Теперь, когда наступил такой большой перелом, неудача просто была невозможна. Для всех для них.
Боже, представить только, он начал обо всем этом беспокоиться!
Расположившись в большом голубом шезлонге, рейхсмаршал обдумывал предложение Николь. Николь потягивала холодный чай и молча ждала, сидя в кресле директората в дальнем конце комнаты Лотосов Белого дома.
— Вы просите, — произнес наконец Геринг, — это ни больше ни меньше как нарушить клятву, которую мы давали Адольфу Гитлеру. Вы, наверное, не понимаете главного принципа? Возможно, я смогу вам его объяснить. Например, представьте себе корабль, в котором…

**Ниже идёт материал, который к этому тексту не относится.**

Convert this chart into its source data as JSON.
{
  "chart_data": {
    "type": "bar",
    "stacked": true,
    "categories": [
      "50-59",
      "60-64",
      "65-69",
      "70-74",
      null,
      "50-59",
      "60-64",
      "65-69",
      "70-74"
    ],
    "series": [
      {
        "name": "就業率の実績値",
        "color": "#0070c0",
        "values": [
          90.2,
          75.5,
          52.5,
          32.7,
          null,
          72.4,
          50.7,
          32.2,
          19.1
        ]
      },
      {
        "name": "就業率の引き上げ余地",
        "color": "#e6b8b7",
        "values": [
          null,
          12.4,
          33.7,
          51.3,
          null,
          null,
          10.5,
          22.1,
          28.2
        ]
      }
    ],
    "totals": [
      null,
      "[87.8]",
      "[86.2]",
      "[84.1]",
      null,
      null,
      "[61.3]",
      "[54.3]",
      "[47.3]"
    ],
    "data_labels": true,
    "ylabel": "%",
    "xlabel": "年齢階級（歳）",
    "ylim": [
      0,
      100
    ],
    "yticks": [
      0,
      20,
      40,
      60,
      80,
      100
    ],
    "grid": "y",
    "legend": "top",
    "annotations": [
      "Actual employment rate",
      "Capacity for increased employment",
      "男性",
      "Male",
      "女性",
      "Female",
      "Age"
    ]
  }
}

— Мне не нужна лекция, — огрызнулась Николь. — Мне нужно решение. Или вы не можете решить? Вы что, утратили такую способность?

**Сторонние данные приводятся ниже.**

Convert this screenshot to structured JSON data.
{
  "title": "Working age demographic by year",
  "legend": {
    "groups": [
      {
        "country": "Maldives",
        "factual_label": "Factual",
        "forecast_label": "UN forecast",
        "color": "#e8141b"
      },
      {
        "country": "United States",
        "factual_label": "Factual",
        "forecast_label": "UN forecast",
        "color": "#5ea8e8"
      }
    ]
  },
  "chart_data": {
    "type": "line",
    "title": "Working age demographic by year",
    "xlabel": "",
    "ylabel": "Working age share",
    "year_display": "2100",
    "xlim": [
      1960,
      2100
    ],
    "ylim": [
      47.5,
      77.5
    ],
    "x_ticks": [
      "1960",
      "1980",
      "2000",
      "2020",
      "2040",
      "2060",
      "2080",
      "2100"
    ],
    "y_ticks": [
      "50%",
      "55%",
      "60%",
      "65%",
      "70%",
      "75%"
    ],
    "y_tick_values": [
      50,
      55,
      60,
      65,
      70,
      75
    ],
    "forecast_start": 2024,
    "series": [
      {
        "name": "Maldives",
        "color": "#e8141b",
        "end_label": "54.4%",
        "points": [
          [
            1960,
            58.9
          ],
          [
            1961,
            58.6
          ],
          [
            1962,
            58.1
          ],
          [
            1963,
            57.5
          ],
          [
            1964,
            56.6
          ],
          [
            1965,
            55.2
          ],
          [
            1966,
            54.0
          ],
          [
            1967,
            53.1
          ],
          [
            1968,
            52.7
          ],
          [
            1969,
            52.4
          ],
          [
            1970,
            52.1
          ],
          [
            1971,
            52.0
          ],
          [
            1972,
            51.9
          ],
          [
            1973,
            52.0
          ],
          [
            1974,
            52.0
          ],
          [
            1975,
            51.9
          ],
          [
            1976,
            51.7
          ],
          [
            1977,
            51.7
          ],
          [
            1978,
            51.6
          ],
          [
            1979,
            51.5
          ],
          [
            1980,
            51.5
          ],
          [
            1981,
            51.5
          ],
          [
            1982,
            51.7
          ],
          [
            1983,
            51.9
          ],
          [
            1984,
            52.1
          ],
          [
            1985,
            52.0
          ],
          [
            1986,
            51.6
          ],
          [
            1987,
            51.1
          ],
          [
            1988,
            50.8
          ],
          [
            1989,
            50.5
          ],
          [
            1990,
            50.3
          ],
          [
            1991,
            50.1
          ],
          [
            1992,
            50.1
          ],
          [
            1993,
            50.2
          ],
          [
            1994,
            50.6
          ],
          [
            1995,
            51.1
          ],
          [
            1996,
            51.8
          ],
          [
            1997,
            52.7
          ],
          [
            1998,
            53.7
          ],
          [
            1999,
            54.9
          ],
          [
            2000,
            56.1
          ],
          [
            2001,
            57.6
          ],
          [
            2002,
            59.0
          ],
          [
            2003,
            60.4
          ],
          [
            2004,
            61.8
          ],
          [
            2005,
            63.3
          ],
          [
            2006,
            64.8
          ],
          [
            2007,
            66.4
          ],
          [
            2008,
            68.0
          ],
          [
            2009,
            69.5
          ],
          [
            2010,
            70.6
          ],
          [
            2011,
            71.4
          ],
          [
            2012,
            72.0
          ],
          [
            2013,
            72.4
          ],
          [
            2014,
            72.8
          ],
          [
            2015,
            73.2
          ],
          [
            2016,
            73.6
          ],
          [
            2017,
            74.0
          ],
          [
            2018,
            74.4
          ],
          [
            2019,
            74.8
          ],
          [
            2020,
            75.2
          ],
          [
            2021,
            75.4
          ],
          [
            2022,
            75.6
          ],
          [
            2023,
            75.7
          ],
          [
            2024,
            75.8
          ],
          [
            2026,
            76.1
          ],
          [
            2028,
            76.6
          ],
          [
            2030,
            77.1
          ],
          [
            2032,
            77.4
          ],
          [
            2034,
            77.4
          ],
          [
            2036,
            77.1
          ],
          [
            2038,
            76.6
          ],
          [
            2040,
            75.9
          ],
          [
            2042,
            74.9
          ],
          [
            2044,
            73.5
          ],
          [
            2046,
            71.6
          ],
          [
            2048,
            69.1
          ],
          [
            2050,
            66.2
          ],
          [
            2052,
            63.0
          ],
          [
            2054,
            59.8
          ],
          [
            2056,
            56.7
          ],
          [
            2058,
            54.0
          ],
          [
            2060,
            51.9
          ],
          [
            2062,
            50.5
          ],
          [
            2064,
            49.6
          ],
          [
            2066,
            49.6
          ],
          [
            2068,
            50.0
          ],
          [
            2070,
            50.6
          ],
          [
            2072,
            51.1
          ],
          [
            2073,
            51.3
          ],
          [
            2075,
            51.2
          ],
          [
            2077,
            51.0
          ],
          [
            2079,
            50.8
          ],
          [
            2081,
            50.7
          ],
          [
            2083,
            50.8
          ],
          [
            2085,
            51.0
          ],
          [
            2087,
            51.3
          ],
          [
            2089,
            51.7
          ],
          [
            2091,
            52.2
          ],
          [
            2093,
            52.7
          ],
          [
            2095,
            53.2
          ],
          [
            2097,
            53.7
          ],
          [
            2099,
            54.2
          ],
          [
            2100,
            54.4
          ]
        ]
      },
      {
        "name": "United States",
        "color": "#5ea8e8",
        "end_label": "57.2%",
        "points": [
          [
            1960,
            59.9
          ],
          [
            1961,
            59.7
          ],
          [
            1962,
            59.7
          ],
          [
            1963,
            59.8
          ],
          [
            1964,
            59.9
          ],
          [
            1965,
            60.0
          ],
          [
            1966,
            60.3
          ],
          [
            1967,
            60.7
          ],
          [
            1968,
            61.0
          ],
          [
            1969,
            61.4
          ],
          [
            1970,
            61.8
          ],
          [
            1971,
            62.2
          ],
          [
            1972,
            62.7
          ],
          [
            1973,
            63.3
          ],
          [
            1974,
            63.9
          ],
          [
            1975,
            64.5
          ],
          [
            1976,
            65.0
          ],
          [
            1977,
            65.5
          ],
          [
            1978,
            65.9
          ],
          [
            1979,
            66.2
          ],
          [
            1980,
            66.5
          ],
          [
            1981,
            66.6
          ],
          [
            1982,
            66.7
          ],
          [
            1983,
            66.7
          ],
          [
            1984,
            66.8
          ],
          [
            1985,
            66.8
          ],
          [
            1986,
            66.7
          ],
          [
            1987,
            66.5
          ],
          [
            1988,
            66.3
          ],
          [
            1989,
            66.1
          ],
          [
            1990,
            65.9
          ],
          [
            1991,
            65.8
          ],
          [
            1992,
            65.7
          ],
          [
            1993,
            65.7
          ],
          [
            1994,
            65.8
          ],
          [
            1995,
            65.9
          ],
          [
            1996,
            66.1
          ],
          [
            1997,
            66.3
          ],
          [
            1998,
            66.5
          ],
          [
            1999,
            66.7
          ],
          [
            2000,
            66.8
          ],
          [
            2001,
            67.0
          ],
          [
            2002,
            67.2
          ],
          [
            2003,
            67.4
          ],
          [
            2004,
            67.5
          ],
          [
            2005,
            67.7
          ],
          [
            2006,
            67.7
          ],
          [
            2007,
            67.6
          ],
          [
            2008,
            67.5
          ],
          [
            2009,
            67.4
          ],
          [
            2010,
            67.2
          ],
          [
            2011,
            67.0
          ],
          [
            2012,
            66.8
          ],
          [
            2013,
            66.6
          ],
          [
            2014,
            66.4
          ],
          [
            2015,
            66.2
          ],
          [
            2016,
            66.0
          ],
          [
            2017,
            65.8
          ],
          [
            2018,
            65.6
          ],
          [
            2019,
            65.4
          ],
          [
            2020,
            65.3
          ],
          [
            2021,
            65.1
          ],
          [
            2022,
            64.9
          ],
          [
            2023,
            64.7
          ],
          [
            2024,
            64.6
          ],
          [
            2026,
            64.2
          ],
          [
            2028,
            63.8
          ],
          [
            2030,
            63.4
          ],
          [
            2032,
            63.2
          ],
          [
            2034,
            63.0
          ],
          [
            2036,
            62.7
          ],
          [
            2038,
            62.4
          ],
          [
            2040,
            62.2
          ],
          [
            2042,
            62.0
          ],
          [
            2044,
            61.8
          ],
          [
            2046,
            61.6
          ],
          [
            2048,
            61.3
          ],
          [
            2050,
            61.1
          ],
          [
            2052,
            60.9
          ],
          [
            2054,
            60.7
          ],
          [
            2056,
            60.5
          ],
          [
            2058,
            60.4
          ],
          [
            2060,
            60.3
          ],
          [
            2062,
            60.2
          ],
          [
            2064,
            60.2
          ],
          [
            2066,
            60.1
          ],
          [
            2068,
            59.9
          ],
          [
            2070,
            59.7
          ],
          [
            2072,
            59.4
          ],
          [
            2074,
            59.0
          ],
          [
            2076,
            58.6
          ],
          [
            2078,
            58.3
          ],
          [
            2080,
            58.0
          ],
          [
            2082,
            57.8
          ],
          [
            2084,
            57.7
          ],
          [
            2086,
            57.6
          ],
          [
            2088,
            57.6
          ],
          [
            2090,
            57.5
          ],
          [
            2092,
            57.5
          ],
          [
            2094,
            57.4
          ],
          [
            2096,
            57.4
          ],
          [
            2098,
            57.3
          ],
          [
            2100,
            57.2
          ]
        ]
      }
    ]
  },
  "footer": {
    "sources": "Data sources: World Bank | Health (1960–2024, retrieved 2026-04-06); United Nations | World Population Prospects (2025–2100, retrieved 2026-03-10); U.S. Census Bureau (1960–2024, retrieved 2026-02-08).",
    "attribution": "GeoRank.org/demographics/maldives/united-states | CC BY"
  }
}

— Но если мы это сделаем, мы ничуть не лучше июльских заговорщиков, — сказал Геринг. — Фактически нам придется создать бомбу, в точности как сделали или сделают они, говорите как хотите. — Он устало потер лоб. — Я нахожу это необыкновенно трудным. Почему такая спешка?
— Потому что я хочу решить все раз и навсегда, — сказала Николь.
Геринг вздохнул:
— Вы знаете, величайшая ошибка нацистской Германии была в том, что мы не сумели должным образом использовать способности женщин. Мы ограничили их кухней и спальней. Они недостаточно использовались в военном деле, в администрации, на производстве или в партийном аппарате. Наблюдая за вами, я вижу, какую ужасную ошибку мы допустили.

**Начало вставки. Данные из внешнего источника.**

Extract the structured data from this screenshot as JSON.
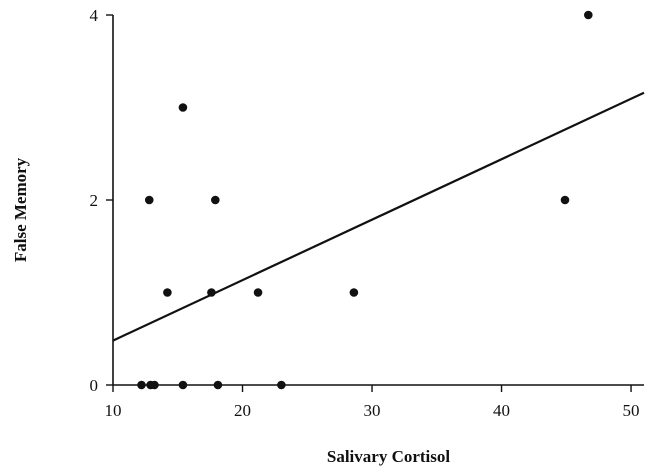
{
  "chart_data": {
    "type": "scatter",
    "title": "",
    "xlabel": "Salivary Cortisol",
    "ylabel": "False Memory",
    "xlim": [
      10,
      51
    ],
    "ylim": [
      0,
      4
    ],
    "x_ticks": [
      10,
      20,
      30,
      40,
      50
    ],
    "y_ticks": [
      0,
      2,
      4
    ],
    "grid": false,
    "legend": "none",
    "points": [
      {
        "x": 12.2,
        "y": 0
      },
      {
        "x": 12.9,
        "y": 0
      },
      {
        "x": 13.2,
        "y": 0
      },
      {
        "x": 15.4,
        "y": 0
      },
      {
        "x": 18.1,
        "y": 0
      },
      {
        "x": 23.0,
        "y": 0
      },
      {
        "x": 14.2,
        "y": 1
      },
      {
        "x": 17.6,
        "y": 1
      },
      {
        "x": 21.2,
        "y": 1
      },
      {
        "x": 28.6,
        "y": 1
      },
      {
        "x": 12.8,
        "y": 2
      },
      {
        "x": 17.9,
        "y": 2
      },
      {
        "x": 44.9,
        "y": 2
      },
      {
        "x": 15.4,
        "y": 3
      },
      {
        "x": 46.7,
        "y": 4
      }
    ],
    "trendline": {
      "x": [
        10,
        51
      ],
      "y": [
        0.48,
        3.16
      ]
    },
    "colors": {
      "points": "#111111",
      "line": "#111111",
      "axis": "#111111"
    }
  }
}
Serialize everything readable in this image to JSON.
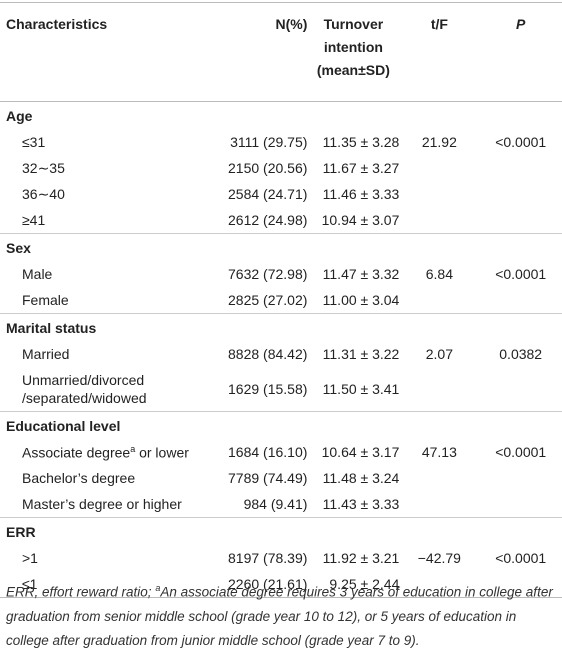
{
  "table": {
    "header": [
      "Characteristics",
      "N(%)",
      [
        "Turnover",
        "intention",
        "(mean±SD)"
      ],
      "t/F",
      "P"
    ],
    "groups": [
      {
        "label": "Age",
        "rows": [
          {
            "label": "≤31",
            "n": "3111 (29.75)",
            "mean": "11.35 ± 3.28",
            "t": "21.92",
            "p": "<0.0001"
          },
          {
            "label": "32∼35",
            "n": "2150 (20.56)",
            "mean": "11.67 ± 3.27"
          },
          {
            "label": "36∼40",
            "n": "2584 (24.71)",
            "mean": "11.46 ± 3.33"
          },
          {
            "label": "≥41",
            "n": "2612 (24.98)",
            "mean": "10.94 ± 3.07"
          }
        ]
      },
      {
        "label": "Sex",
        "rows": [
          {
            "label": "Male",
            "n": "7632 (72.98)",
            "mean": "11.47 ± 3.32",
            "t": "6.84",
            "p": "<0.0001"
          },
          {
            "label": "Female",
            "n": "2825 (27.02)",
            "mean": "11.00 ± 3.04"
          }
        ]
      },
      {
        "label": "Marital status",
        "rows": [
          {
            "label": "Married",
            "n": "8828 (84.42)",
            "mean": "11.31 ± 3.22",
            "t": "2.07",
            "p": "0.0382"
          },
          {
            "label": [
              "Unmarried/divorced",
              "/separated/widowed"
            ],
            "n": "1629 (15.58)",
            "mean": "11.50 ± 3.41"
          }
        ]
      },
      {
        "label": "Educational level",
        "rows": [
          {
            "label": [
              "Associate degree",
              "a",
              " or lower"
            ],
            "n": "1684 (16.10)",
            "mean": "10.64 ± 3.17",
            "t": "47.13",
            "p": "<0.0001"
          },
          {
            "label": "Bachelor’s degree",
            "n": "7789 (74.49)",
            "mean": "11.48 ± 3.24"
          },
          {
            "label": "Master’s degree or higher",
            "n": "984 (9.41)",
            "mean": "11.43 ± 3.33"
          }
        ]
      },
      {
        "label": "ERR",
        "rows": [
          {
            "label": ">1",
            "n": "8197 (78.39)",
            "mean": "11.92 ± 3.21",
            "t": "−42.79",
            "p": "<0.0001"
          },
          {
            "label": "≤1",
            "n": "2260 (21.61)",
            "mean": "9.25 ± 2.44"
          }
        ]
      }
    ]
  },
  "footnote": [
    "ERR, effort reward ratio; ",
    "a",
    "An associate degree requires 3 years of education in college after graduation from senior middle school (grade year 10 to 12), or 5 years of education in college after graduation from junior middle school (grade year 7 to 9)."
  ]
}
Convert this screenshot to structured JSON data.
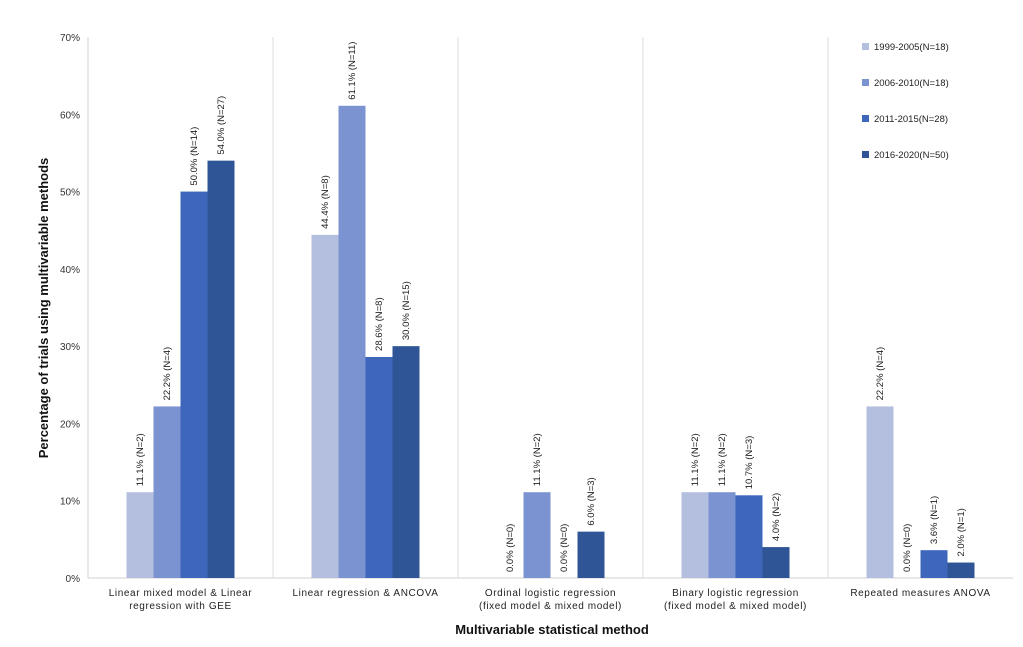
{
  "chart_data": {
    "type": "bar",
    "xlabel": "Multivariable statistical method",
    "ylabel": "Percentage of trials using multivariable methods",
    "ylim": [
      0,
      70
    ],
    "yticks": [
      "0%",
      "10%",
      "20%",
      "30%",
      "40%",
      "50%",
      "60%",
      "70%"
    ],
    "grid": "vertical separators between categories",
    "legend_position": "top-right",
    "categories": [
      [
        "Linear mixed model & Linear",
        "regression with GEE"
      ],
      [
        "Linear regression & ANCOVA"
      ],
      [
        "Ordinal logistic regression",
        "(fixed model & mixed model)"
      ],
      [
        "Binary logistic regression",
        "(fixed model & mixed model)"
      ],
      [
        "Repeated measures ANOVA"
      ]
    ],
    "series": [
      {
        "name": "1999-2005(N=18)",
        "color": "#b4bedf",
        "values": [
          11.1,
          44.4,
          0.0,
          11.1,
          22.2
        ],
        "labels": [
          "11.1% (N=2)",
          "44.4% (N=8)",
          "0.0% (N=0)",
          "11.1% (N=2)",
          "22.2% (N=4)"
        ]
      },
      {
        "name": "2006-2010(N=18)",
        "color": "#7b93d1",
        "values": [
          22.2,
          61.1,
          11.1,
          11.1,
          0.0
        ],
        "labels": [
          "22.2% (N=4)",
          "61.1% (N=11)",
          "11.1% (N=2)",
          "11.1% (N=2)",
          "0.0% (N=0)"
        ]
      },
      {
        "name": "2011-2015(N=28)",
        "color": "#3e67bb",
        "values": [
          50.0,
          28.6,
          0.0,
          10.7,
          3.6
        ],
        "labels": [
          "50.0% (N=14)",
          "28.6% (N=8)",
          "0.0% (N=0)",
          "10.7% (N=3)",
          "3.6% (N=1)"
        ]
      },
      {
        "name": "2016-2020(N=50)",
        "color": "#2f5597",
        "values": [
          54.0,
          30.0,
          6.0,
          4.0,
          2.0
        ],
        "labels": [
          "54.0% (N=27)",
          "30.0% (N=15)",
          "6.0% (N=3)",
          "4.0% (N=2)",
          "2.0% (N=1)"
        ]
      }
    ]
  }
}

— Если в течение следующих шести часов вы не решите, — сказала Николь, — я заставлю аппарат фон Лессингера вернуть вас в век варварства, и любая сделка, которую мы могли бы совершить… — Она сделала резкое движение, как будто отрезала что-то, за чем Геринг наблюдал с опасением. — Все кончено.
— У меня нет полномочий, — начал Геринг.
— Послушайте, — она наклонилась к нему, — вы бы лучше их нашли. Что вы подумали, какие у вас появились мысли, когда вы увидели свой огромный вздутый труп, лежащий в тюремной камере в Нюрнберге? У вас есть выбор: либо это, либо приобрести полномочия для переговоров со мной.
Она снова откинулась на спинку кресла и отхлебнула холодного чая.
Геринг хрипло бросил:
— Я… еще подумаю. В течение нескольких часов. Спасибо, что даете время. Лично я ничего не имею против евреев.
Я бы с удовольствием…
— Тогда так и сделайте. — Николь встала. Рейхсмаршал сидел, обмякший, размышляя и определенно не замечая, что она встала. Она вышла из комнаты, оставив его одного. Какой мрачный тип, подумала она. Выхолощенный властью Третьего рейха, не способный сделать что-либо самостоятельно. Неудивительно, что они проиграли войну. Подумать только, что в Первую мировую он был галантным, храбрым асом, членом летного союза «Рихтофен», летал на одном из этих крошечных, непрочных, проволочно-деревянных аэропланов. Трудно представить, что это был один и тот же человек… Через окно Белого дома она увидела толпы народа у ворот. Эти любопытные здесь из-за «болезни» Руди. Николь улыбнулась. Стража у ворот несет ночное дежурство. Они будут там с этого момента день и ночь, словно в ожидании билетов на Мировые Серии, и до тех пор., пока Кальбфляйш не «умрет». А потом молча поплетутся обратно.